My recent OP ED column on this topic for the American Geographical Society’s Writers Circle calls for a No American left Geographically Ignorant Act to go along with the renewal of the No Child Left Behind Act. This commentary was published in the Henderson (KY) Gleaner and in the Northwest Arkansas Times. Americans cannot succeed in a global economy, nor can they vote wisely about issues that have global implications, without a basic level of understanding of the world around us!
Monday, February 19th, 2007
Over the past couple of years, challenging weather conditions like hurricanes, storm surge, and snow/ice storms have highlighted the U.S.’s continuing vulnerability in the transportation arena. This past week’s scheduling disaster for JetBlue airlines (see online report) in the wake of a severe storm event in the northeast points out significant weaknesses in all areas of the U.S. transportation system. Highways are inadequate to cope with emergency evacuation, there is no emergency disaster plan to utilize America’s railroads for evacuations (how many lives could have been saved in New Orleans if 50 or 100 passengers trains had been available to whisk people away from the city), and the U.S. airline system (controllers, ground personnel, airport facilities, airline companies, and public transit)) is just too schlerotic to cope with big events like the one last week. The U.S. transportation system is broken - it needs radical surgery if America is to cope successfully with the bigger challenges of global climate change, economic globalization, and another major terrorist attack. Which of the 2008 presidential candidates is likely to tackle this issue?

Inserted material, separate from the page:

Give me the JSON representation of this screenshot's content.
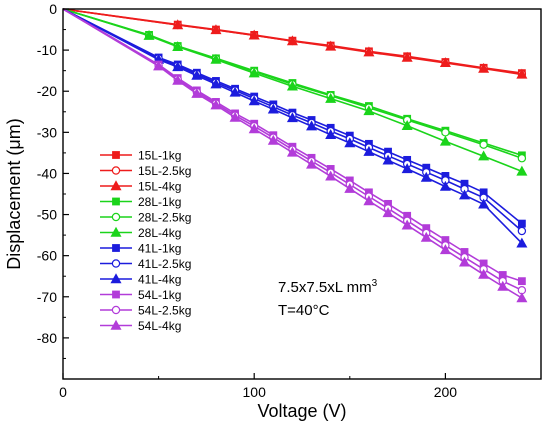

Monday, February 12th, 2007
One of the latest additions to the world’s growing network of high-speed rail systems is Taiwan. Work began on a dedicated high-speed rail line between Taiwan’s two major cities - Taipei and Kaohsiung - in 2000, with the 345-kilometer route expected to debut sometime in late 2007 (see report online that discusses the details). Taiwan would join countries like Japan, Germany, Italy, Britain, France, and Spain, among others, who have developed state-of-the-art high-speed rail systems. But what about the United States? High-speed rail (the ACELA service between Washington, New York, and Boston is hardly worthy of high-speed designation!) development in the US is decades behind these other countries. The US addiction to oil, autos, and freeways is not likely to encourage high-speed rail development anytime soon - unless, of course, gasoline jumps to $5 a gallon or higher!
Monday, February 5th, 2007
Globalization is a hot topic these days. The Department is offering an Honors Colloquium (Nationalism and Terrorism), as well as a senior/graduate course titled Globalization and Nationalism this Spring 2007 semester. My own research has focused on globalization’s impacts, especially the role of transportation in shaping global social and economic interactions. My article on how globalization has affected Latin America (see Journal of Latin American Geography article) argued that researchers and commentators tend to focus too much on the macro-level indicators of global change (GDP, currency, trade, etc.) and not enough on the microlevel indicators (what’s happening to people at local scales). Right here in Bowling Green, KY, you can see the impacts of global change, especially in the cultural and economic spheres. Look around your own communities and examine how landscapes, people, and the economy are changing as a consequence of greater interaction with the global community.